In order for these to be possible, there undoubtedly needs to be concerted action with all our stakeholders and a holistic and intersectoral approach to achieve de jure and de facto equality- hence your presence here today.
At this juncture, I would like to update you on the development on the forefront of gender equality in Mauritius. My Ministry has launched in March of this year, a National Gender Policy Framework (NGPF) I the context of International Women’s Day 2008. The NGPF is an overarching national policy framework that calls upon other Ministries/ departments to develop their respective sector-based and organisation-specific policies. It places an intrinsic value as well as an instrumental value on the achievement of gender equality and women’s empowerment, starting from principles of smart economics and recognising the fact that applying a gender perspective can contribute to achieving other national developmental objectives. The NGPF further provides general guiding principles and operational strategies and sets out in broad terms how to translate gender equality into reality.
To that end, my Ministry has retained the services of an international consultant on gender, with the support of the UNDP and UNIFEM (United Nations Fund for Women) regional office to engender the reforms of the Government towards Programme-based Budgeting (PBB) and performance management. My Ministry has provided technical assistance to three pilot Ministries, namely, Ministry of Youth and Sports, Ministry of Education, Culture and Human Resources and Ministry of Labour, Industrial Relations and Employment to formulate their respective gender policies. Given that this project has gained an increased momentum, the Ministry will be extending this exercise to four other Ministries.

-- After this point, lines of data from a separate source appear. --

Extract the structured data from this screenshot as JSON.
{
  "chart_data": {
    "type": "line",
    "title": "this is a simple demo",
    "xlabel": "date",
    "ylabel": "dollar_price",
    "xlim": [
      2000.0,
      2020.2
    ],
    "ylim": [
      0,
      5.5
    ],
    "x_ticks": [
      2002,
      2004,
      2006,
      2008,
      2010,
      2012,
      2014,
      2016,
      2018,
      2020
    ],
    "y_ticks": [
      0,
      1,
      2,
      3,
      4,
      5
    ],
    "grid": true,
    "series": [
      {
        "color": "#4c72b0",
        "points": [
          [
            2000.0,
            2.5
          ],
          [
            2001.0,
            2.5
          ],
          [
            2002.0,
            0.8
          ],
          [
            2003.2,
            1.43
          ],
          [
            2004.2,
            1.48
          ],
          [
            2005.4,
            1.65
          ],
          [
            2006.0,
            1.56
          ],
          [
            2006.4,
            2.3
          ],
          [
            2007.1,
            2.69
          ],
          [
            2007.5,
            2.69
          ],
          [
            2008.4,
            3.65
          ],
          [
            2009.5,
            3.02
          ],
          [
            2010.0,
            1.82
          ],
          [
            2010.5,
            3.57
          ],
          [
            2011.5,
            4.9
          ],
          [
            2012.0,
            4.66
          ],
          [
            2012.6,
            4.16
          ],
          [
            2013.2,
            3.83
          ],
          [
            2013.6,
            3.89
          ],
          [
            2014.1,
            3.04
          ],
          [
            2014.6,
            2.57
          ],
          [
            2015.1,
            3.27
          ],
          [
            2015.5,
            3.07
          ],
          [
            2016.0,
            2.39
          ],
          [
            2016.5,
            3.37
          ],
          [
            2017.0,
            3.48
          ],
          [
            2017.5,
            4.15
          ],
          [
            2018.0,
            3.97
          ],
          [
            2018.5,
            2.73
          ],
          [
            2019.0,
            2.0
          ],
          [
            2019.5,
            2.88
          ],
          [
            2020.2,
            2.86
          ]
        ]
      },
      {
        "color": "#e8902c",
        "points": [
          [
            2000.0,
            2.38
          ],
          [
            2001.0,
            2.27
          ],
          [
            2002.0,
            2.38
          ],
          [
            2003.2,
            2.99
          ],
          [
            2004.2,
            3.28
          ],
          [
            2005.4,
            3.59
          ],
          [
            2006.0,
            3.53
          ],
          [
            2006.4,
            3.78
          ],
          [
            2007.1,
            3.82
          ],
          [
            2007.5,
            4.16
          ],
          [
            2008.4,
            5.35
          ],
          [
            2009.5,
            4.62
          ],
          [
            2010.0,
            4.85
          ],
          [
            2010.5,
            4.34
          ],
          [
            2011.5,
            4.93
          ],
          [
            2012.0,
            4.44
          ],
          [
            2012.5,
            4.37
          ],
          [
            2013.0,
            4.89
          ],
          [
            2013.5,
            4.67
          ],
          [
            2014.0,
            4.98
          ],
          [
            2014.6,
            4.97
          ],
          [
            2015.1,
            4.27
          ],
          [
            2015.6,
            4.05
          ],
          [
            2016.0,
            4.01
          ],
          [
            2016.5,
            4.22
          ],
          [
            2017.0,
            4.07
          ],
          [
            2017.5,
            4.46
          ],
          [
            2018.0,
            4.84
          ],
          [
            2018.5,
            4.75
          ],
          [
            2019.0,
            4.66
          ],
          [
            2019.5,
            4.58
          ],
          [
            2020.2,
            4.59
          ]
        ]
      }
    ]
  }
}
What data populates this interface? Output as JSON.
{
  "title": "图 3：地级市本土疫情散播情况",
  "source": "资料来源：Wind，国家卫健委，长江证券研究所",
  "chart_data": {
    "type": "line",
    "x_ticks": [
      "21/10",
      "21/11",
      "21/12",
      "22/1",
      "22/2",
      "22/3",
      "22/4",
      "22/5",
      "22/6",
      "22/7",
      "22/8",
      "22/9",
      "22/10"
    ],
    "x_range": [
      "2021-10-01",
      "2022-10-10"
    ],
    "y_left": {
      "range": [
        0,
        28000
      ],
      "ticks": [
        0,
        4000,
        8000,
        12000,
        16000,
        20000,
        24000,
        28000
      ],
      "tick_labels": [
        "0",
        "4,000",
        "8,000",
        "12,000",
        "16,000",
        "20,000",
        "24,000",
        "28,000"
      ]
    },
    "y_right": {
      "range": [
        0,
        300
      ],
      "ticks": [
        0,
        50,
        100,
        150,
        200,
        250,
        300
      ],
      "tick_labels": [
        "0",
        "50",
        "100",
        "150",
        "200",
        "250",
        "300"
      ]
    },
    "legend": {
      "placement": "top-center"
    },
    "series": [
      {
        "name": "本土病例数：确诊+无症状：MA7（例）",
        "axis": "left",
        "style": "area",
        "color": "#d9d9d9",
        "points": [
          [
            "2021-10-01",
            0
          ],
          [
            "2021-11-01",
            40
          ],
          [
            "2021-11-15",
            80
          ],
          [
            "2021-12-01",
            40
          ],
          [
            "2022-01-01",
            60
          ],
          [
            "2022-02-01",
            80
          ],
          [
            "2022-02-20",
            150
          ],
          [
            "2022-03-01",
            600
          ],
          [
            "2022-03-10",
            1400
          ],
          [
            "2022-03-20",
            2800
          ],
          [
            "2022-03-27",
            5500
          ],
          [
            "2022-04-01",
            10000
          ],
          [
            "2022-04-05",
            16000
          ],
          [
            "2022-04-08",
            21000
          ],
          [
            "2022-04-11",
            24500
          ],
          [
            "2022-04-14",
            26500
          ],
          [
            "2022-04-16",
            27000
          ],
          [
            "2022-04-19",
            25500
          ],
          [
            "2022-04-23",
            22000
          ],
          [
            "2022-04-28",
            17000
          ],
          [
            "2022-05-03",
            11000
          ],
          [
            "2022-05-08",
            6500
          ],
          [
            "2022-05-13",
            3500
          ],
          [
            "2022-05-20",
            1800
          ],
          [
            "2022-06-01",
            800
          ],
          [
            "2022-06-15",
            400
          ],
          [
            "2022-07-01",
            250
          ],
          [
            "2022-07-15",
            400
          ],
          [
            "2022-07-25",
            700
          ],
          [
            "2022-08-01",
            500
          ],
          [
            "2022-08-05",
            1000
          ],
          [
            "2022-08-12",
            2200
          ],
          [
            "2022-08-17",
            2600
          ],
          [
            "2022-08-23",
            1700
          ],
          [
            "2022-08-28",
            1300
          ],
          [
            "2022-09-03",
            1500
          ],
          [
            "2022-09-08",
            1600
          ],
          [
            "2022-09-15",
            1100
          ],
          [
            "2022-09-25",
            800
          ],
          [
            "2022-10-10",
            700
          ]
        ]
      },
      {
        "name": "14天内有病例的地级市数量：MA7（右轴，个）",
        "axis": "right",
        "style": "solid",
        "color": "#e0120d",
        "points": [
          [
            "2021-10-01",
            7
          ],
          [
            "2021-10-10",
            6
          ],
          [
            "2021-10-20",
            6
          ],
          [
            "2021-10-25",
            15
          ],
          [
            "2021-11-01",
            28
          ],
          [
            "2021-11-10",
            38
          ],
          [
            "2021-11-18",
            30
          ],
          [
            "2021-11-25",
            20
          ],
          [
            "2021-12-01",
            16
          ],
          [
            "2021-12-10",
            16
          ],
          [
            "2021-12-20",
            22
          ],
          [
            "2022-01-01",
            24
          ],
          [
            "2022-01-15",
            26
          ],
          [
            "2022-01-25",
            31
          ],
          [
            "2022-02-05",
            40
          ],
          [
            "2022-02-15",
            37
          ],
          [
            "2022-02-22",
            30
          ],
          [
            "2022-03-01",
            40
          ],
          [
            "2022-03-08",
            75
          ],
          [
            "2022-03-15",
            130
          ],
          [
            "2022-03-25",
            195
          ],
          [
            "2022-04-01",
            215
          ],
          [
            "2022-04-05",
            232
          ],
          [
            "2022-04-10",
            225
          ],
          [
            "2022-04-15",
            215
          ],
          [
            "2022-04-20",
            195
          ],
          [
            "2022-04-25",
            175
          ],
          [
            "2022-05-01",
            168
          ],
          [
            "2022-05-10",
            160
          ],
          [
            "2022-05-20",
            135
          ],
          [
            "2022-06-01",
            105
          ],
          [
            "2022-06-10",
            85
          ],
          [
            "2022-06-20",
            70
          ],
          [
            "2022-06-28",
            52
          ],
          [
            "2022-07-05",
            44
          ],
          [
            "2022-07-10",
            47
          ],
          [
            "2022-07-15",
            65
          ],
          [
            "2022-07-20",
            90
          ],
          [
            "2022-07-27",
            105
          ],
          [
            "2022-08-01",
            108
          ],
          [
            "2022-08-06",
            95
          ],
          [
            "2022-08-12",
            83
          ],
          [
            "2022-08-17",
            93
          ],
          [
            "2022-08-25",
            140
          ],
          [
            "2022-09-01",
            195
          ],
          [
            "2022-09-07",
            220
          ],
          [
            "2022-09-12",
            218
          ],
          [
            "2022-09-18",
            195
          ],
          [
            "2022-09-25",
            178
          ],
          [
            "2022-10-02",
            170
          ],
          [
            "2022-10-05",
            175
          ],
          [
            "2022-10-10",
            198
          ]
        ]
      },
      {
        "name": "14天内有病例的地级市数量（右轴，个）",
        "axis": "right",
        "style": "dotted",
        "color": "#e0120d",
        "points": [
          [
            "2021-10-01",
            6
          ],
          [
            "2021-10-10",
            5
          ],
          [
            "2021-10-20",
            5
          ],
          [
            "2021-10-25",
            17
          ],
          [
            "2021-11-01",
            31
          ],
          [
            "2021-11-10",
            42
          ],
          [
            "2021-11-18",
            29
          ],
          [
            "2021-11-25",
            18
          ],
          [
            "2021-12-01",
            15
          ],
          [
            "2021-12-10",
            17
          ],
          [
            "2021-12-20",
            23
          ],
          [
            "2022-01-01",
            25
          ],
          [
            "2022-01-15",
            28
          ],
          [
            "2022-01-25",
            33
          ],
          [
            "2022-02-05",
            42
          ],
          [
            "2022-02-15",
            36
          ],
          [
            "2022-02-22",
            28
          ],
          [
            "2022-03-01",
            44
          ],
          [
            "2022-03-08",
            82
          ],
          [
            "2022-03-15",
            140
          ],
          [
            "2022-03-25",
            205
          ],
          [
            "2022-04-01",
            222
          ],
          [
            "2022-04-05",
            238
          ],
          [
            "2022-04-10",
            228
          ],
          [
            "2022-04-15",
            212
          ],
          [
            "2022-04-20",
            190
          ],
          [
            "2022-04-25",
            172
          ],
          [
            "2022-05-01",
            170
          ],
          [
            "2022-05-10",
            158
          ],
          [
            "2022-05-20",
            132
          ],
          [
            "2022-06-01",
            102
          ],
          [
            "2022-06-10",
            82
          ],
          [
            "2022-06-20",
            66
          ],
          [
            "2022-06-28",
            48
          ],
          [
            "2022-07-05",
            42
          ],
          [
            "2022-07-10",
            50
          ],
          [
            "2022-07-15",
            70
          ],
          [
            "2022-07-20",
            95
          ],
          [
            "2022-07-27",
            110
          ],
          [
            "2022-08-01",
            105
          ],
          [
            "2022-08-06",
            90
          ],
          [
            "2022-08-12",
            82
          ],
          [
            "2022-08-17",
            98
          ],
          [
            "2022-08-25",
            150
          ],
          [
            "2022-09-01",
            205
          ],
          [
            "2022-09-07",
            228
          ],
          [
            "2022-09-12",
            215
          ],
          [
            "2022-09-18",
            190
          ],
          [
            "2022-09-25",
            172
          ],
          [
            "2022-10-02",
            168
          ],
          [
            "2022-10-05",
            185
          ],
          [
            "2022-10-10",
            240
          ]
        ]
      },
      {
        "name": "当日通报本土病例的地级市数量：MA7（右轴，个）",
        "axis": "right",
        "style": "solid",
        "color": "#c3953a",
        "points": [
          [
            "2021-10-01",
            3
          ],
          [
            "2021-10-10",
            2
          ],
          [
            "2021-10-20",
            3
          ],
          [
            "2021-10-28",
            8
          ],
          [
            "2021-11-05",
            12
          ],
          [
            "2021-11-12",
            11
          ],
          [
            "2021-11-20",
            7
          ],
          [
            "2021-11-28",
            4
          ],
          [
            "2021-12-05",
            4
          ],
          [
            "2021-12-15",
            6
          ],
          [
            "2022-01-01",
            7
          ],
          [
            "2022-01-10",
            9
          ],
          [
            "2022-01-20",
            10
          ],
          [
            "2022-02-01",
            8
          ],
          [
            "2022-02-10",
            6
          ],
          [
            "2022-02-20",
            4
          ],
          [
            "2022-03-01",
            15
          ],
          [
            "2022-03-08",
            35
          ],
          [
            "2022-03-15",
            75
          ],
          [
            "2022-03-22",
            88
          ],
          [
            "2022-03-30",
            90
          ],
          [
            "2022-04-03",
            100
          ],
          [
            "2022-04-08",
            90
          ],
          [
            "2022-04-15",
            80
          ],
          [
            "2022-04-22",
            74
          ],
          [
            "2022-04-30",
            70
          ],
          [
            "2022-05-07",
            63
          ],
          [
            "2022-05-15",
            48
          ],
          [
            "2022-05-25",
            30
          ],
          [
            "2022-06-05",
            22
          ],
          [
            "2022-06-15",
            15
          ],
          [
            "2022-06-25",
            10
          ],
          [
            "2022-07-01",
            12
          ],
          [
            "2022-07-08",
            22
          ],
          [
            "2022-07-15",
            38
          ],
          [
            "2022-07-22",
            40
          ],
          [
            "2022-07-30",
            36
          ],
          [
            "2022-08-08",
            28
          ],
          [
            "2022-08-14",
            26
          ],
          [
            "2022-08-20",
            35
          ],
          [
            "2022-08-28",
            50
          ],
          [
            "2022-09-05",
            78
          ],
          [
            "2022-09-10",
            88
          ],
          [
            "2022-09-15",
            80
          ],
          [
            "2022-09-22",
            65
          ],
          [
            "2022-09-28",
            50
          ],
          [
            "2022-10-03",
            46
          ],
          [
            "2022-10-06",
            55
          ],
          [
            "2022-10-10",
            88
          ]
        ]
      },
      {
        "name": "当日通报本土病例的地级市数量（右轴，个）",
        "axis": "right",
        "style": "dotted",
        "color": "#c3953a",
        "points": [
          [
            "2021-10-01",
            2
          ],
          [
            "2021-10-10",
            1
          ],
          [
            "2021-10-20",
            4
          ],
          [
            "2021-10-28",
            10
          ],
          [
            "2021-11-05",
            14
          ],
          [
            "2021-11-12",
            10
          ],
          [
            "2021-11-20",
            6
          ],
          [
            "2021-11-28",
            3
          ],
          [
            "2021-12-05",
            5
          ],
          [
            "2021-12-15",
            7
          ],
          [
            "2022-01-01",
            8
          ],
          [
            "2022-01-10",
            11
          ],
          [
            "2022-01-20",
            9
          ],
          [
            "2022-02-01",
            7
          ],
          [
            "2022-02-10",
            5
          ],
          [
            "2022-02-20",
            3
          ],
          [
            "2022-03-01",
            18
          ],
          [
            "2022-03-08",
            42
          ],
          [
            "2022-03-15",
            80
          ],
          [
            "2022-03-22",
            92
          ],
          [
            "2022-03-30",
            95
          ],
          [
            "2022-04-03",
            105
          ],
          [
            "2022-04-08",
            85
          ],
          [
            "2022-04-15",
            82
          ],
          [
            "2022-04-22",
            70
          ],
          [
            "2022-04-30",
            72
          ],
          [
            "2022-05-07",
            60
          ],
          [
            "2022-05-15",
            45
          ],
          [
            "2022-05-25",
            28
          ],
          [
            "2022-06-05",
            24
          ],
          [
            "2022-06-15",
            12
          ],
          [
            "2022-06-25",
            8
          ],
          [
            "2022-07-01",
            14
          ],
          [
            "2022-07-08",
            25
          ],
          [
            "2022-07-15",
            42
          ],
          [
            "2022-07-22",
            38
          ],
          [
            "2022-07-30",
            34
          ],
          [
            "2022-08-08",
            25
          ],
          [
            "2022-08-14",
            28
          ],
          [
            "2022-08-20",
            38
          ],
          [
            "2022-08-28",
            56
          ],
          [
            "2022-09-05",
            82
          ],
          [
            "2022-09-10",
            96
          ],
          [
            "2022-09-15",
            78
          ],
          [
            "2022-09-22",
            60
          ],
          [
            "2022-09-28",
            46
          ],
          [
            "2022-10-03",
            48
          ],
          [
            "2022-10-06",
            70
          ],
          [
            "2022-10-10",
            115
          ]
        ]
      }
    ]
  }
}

I have taken stock of the report drafted by the Local Consultant has submitted a report contextualising the situation of gender equality in Mauritius, backed by sex disaggregated data and analysis. I am also informed of the four critical areas of concern identified as being cross-cutting to the sub region. However, lest we forget, each country has its own specificities and witness emerging trends. In Mauritius, our emerging practical and strategic needs revolve around globalisation, food security, poverty and feminisation of the ageing population amongst others.

These are only but a few. I would encourage you to raise any additional key points that may be included in the report so that it reflects a consolidated documenting situating our national context, which will be integrated into the regional document.
To conclude, I am informed that the IOC regional gender policy would be a strategic avenue for mobilisation of resources. It is, therefore, crucial that Mauritius submits a report reflective of its priorities and concerns so that women’s empowerment and gender equality continue to remain on the agenda of UN agencies and other donor organisations. The role of the lead agency of the National Gender Machinery needs to be explicitly spelt out so that is rendered an effective policy-making, monitoring and reporting body, working in consultation with its other stakeholders.
On this note, I wish you a fruitful workshop and look forward to reading the deliberations. I have now the pleasure to officially open this workshop.